KBR, Jakarta - Lembaga Bantuan Hukum (LBH) Jakarta telah menerima sekitar lima ribuan laporan masyarakat sejak 2017 hingga 2019, terkait persoalan perlindungan data pribadi.

Pengacara publik LBH Jakarta Jenny Sirait mengatakan, seluruh laporan kasus perlindungan data pribadi yang ditangani LBH Jakarta sangat beragam, mulai dari pinjaman uang daring atau online, bahkan jual-beli pekerja seksual.


LBH Jakarta menyebut penyalahgunaan data pribadi sangat mengkhawatirkan dan meresahkan masyarakat.
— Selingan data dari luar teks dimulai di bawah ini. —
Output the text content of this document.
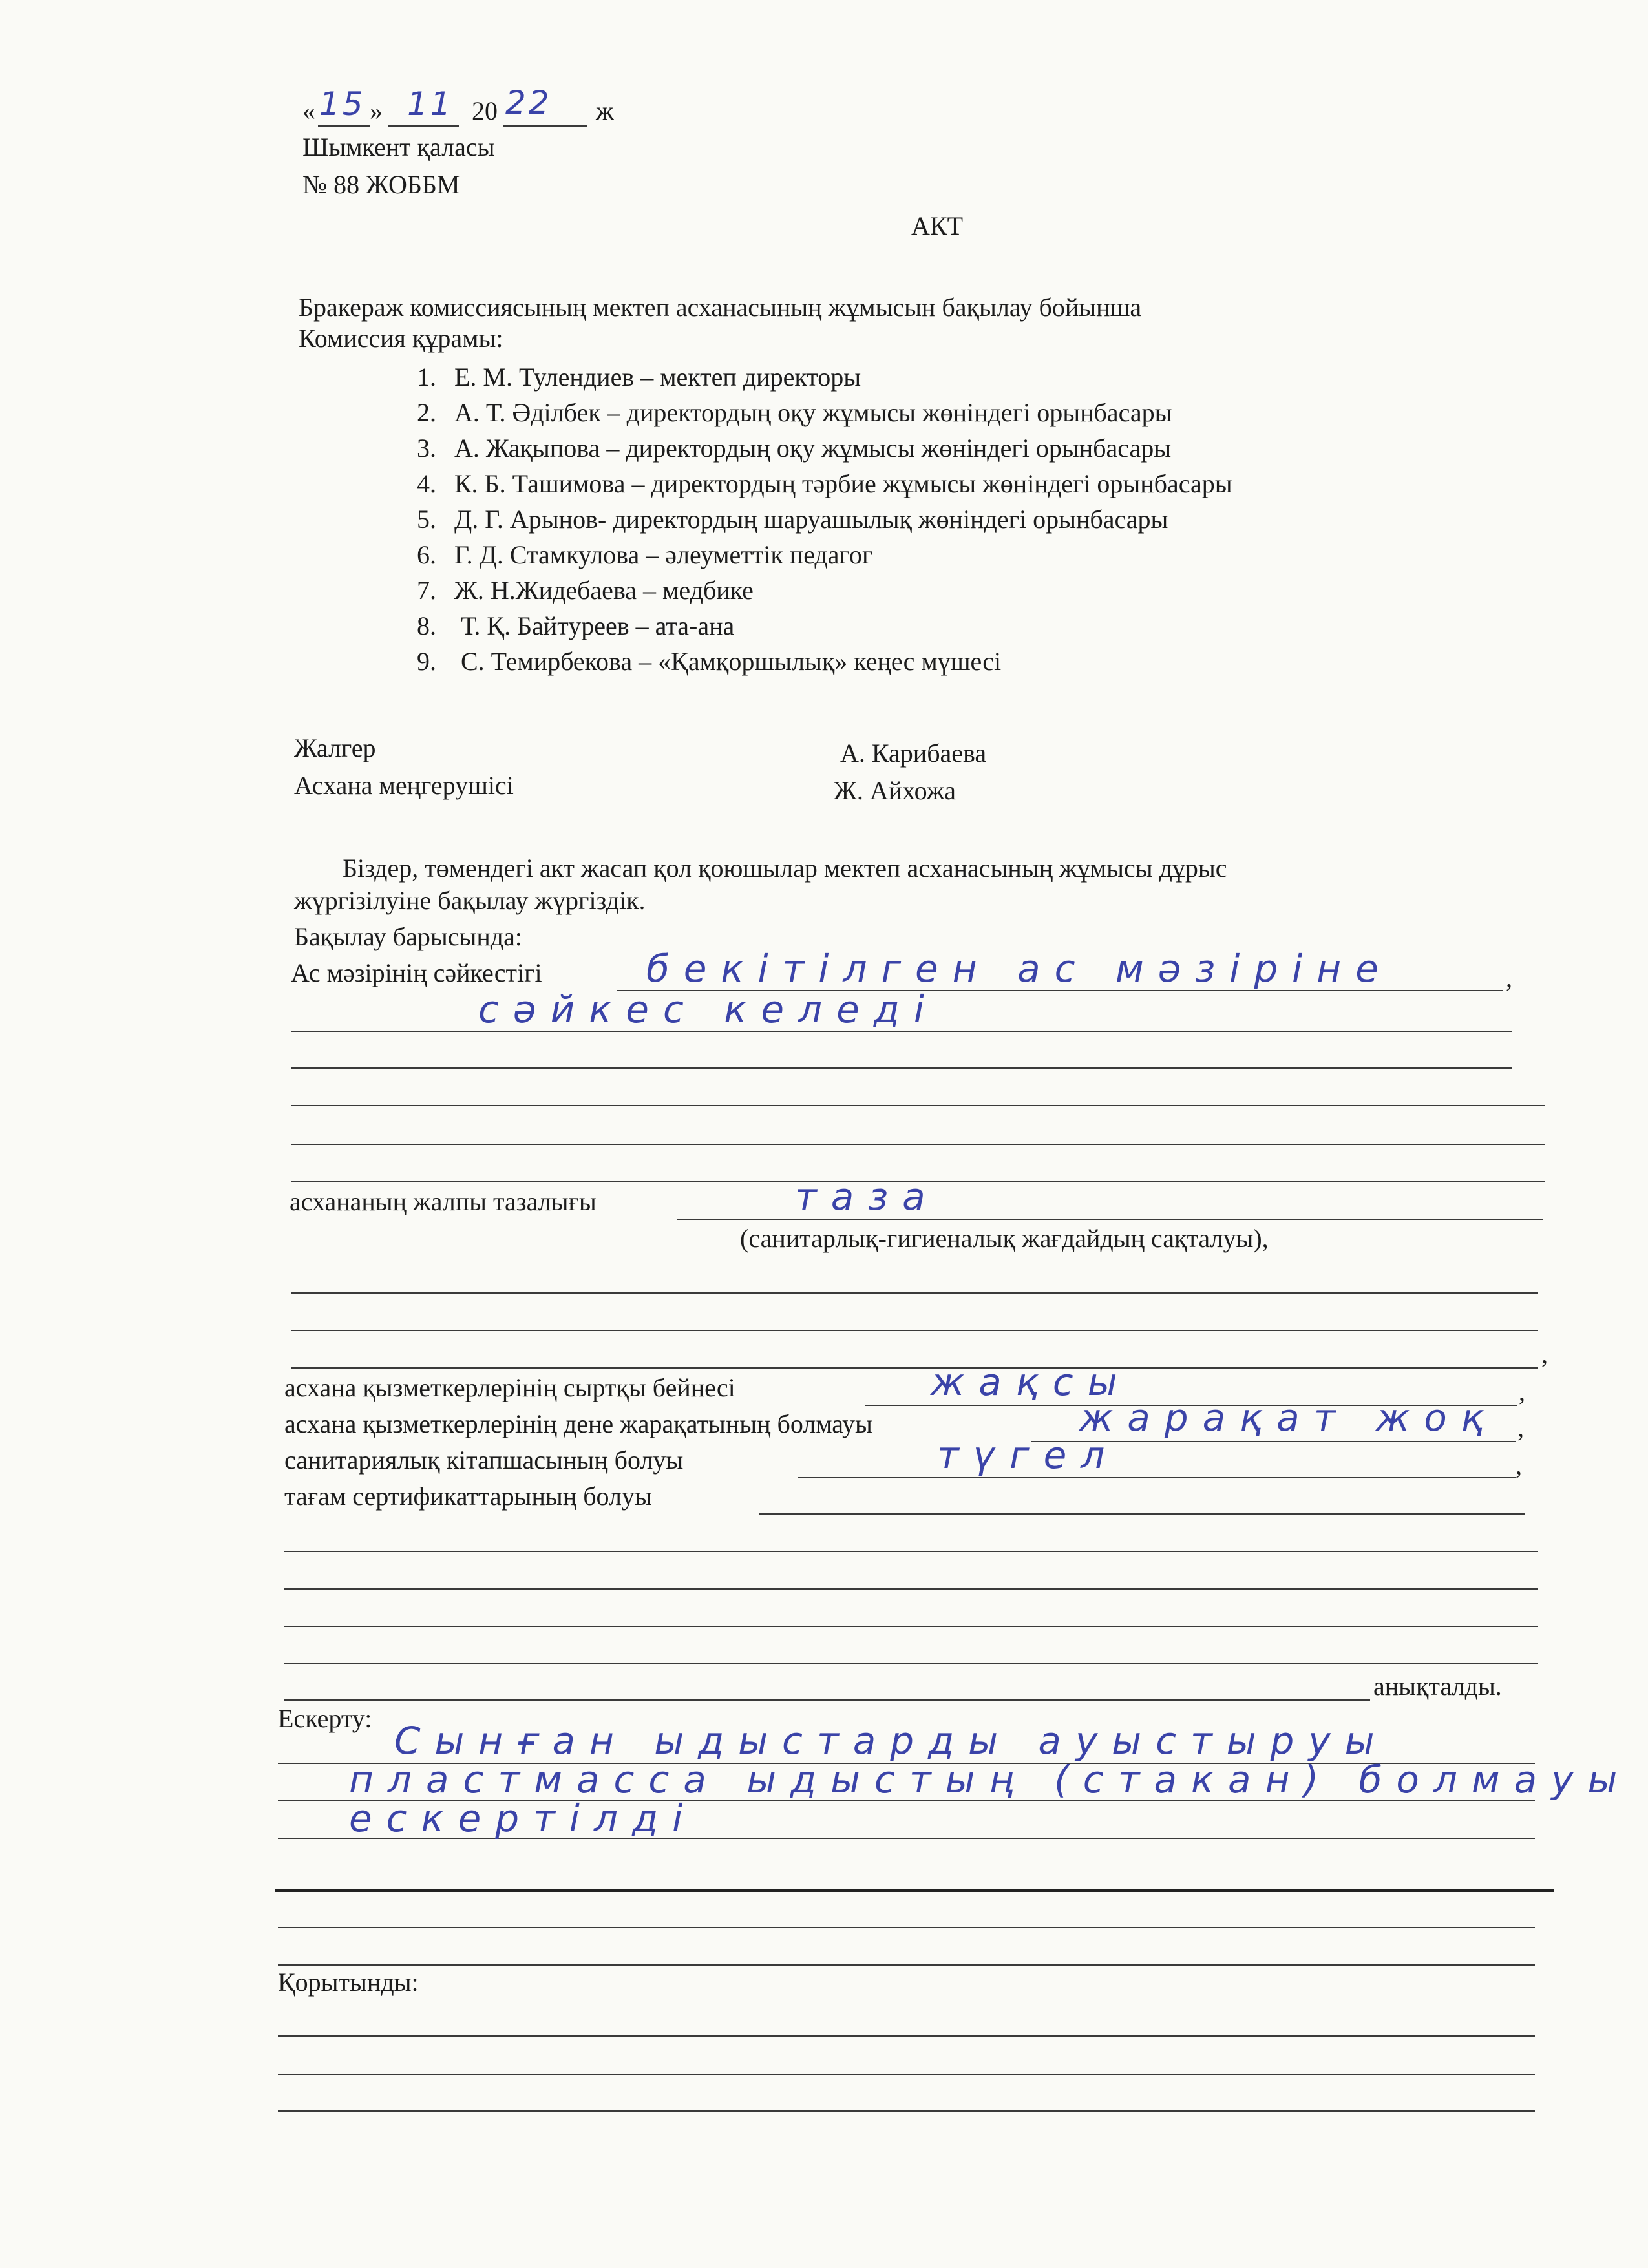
« 15 » 11 20 22 ж
Шымкент қаласы
№ 88 ЖОББМ
АКТ
Бракераж комиссиясының мектеп асханасының жұмысын бақылау бойынша
Комиссия құрамы:
1. Е. М. Тулендиев – мектеп директоры
2. А. Т. Әділбек – директордың оқу жұмысы жөніндегі орынбасары
3. А. Жақыпова – директордың оқу жұмысы жөніндегі орынбасары
4. К. Б. Ташимова – директордың тәрбие жұмысы жөніндегі орынбасары
5. Д. Г. Арынов- директордың шаруашылық жөніндегі орынбасары
6. Г. Д. Стамкулова – әлеуметтік педагог
7. Ж. Н.Жидебаева – медбике
8. Т. Қ. Байтуреев – ата-ана
9. С. Темирбекова – «Қамқоршылық» кеңес мүшесі
Жалгер	А. Карибаева
Асхана меңгерушісі	Ж. Айхожа
Біздер, төмендегі акт жасап қол қоюшылар мектеп асханасының жұмысы дұрыс
жүргізілуіне бақылау жүргіздік.
Бақылау барысында:
Ас мәзірінің сәйкестігі	бекітілген ас мәзіріне	,
сәйкес келеді
асхананың жалпы тазалығы	таза
(санитарлық-гигиеналық жағдайдың сақталуы),
,
асхана қызметкерлерінің сыртқы бейнесі	жақсы	,
асхана қызметкерлерінің дене жарақатының болмауы	жарақат жоқ ,
санитариялық кітапшасының болуы	түгел	,
тағам сертификаттарының болуы
анықталды.
Ескерту:
Сынған ыдыстарды ауыстыруы
пластмасса ыдыстың (стакан) болмауы
ескертілді
Қорытынды:
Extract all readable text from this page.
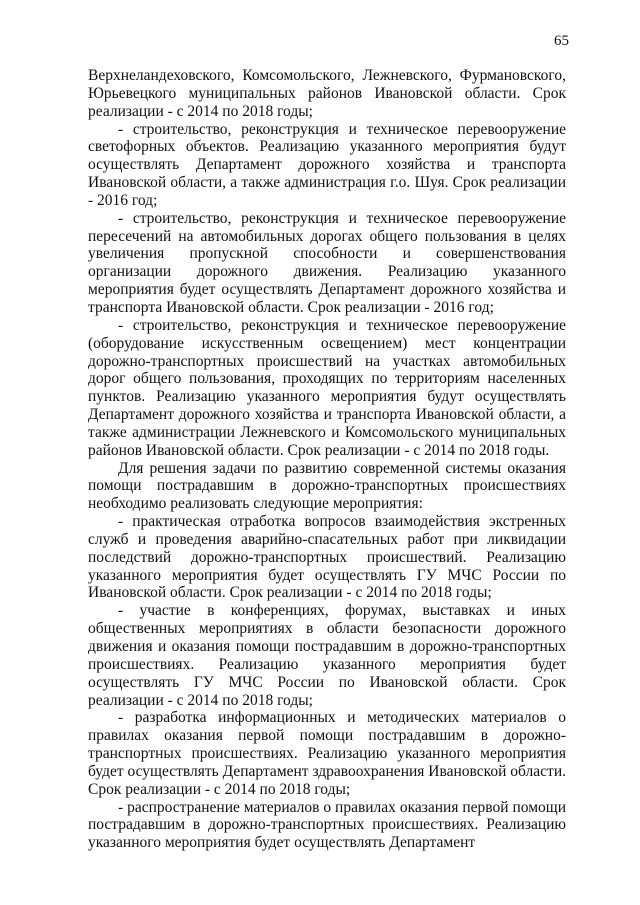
65

Верхнеландеховского, Комсомольского, Лежневского, Фурмановского, Юрьевецкого муниципальных районов Ивановской области. Срок реализации - с 2014 по 2018 годы;

- строительство, реконструкция и техническое перевооружение светофорных объектов. Реализацию указанного мероприятия будут осуществлять Департамент дорожного хозяйства и транспорта Ивановской области, а также администрация г.о. Шуя. Срок реализации - 2016 год;

- строительство, реконструкция и техническое перевооружение пересечений на автомобильных дорогах общего пользования в целях увеличения пропускной способности и совершенствования организации дорожного движения. Реализацию указанного мероприятия будет осуществлять Департамент дорожного хозяйства и транспорта Ивановской области. Срок реализации - 2016 год;

- строительство, реконструкция и техническое перевооружение (оборудование искусственным освещением) мест концентрации дорожно-транспортных происшествий на участках автомобильных дорог общего пользования, проходящих по территориям населенных пунктов. Реализацию указанного мероприятия будут осуществлять Департамент дорожного хозяйства и транспорта Ивановской области, а также администрации Лежневского и Комсомольского муниципальных районов Ивановской области. Срок реализации - с 2014 по 2018 годы.

Для решения задачи по развитию современной системы оказания помощи пострадавшим в дорожно-транспортных происшествиях необходимо реализовать следующие мероприятия:

- практическая отработка вопросов взаимодействия экстренных служб и проведения аварийно-спасательных работ при ликвидации последствий дорожно-транспортных происшествий. Реализацию указанного мероприятия будет осуществлять ГУ МЧС России по Ивановской области. Срок реализации - с 2014 по 2018 годы;

- участие в конференциях, форумах, выставках и иных общественных мероприятиях в области безопасности дорожного движения и оказания помощи пострадавшим в дорожно-транспортных происшествиях. Реализацию указанного мероприятия будет осуществлять ГУ МЧС России по Ивановской области. Срок реализации - с 2014 по 2018 годы;

- разработка информационных и методических материалов о правилах оказания первой помощи пострадавшим в дорожно-транспортных происшествиях. Реализацию указанного мероприятия будет осуществлять Департамент здравоохранения Ивановской области. Срок реализации - с 2014 по 2018 годы;

- распространение материалов о правилах оказания первой помощи пострадавшим в дорожно-транспортных происшествиях. Реализацию указанного мероприятия будет осуществлять Департамент
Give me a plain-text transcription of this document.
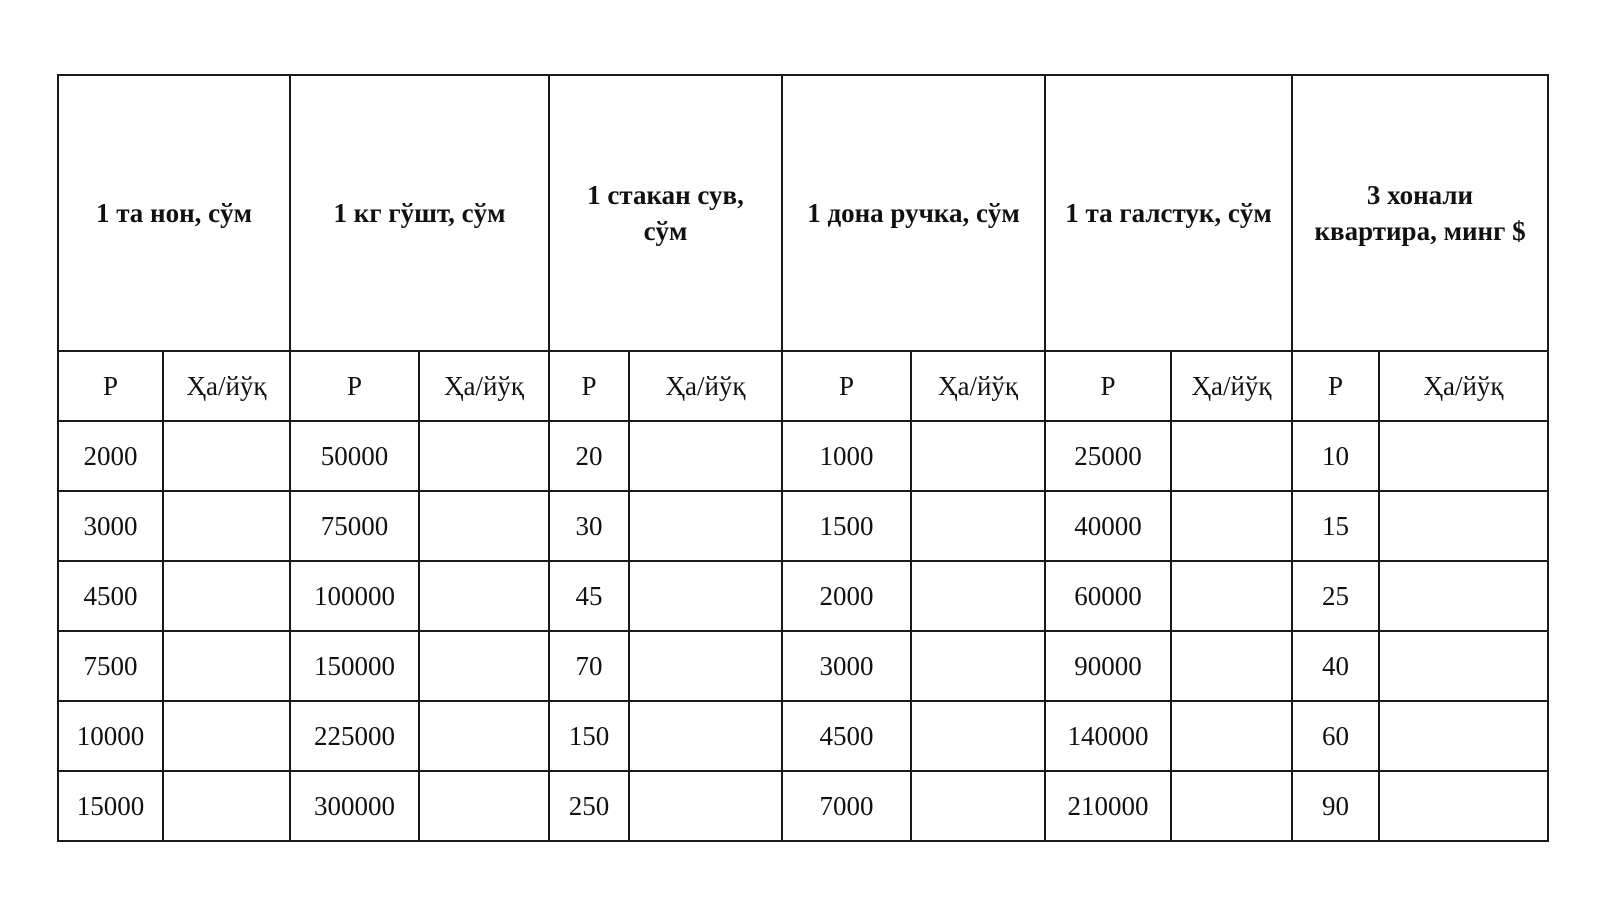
1 та нон, сўм		1 кг гўшт, сўм		1 стакан сув, сўм		1 дона ручка, сўм		1 та галстук, сўм		3 хонали квартира, минг $	
P	Ҳа/йўқ	P	Ҳа/йўқ	P	Ҳа/йўқ	P	Ҳа/йўқ	P	Ҳа/йўқ	P	Ҳа/йўқ
2000		50000		20		1000		25000		10	
3000		75000		30		1500		40000		15	
4500		100000		45		2000		60000		25	
7500		150000		70		3000		90000		40	
10000		225000		150		4500		140000		60	
15000		300000		250		7000		210000		90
"Kalau kita lihat berapa banyak kasus yang ditangani mungkin bisa sampai di angka 5 ribuan kasus, terkait dengan perlindungan data pribadi. Tapi kalau kita mau bilang siapa pelakunya maka kita bisa bilang bahwa pelakunya negara. Kenapa pelakunya negara? (karena) tidak ada aturan terkait hal itu, negara yang kemudian tahu ini ada masalah, tetapi tidak kemudian segera mengatur dengan baik, tidak segera mengesahkan aturannya. Maka negara sendiri melanggengkan penyebaran data pribadi itu," ucap Jenny dalam konferensi pers RUU Perlindungan Data Pribadi di Kawasan Cikini, Jakarta Pusat, Jumat (2/8/2019).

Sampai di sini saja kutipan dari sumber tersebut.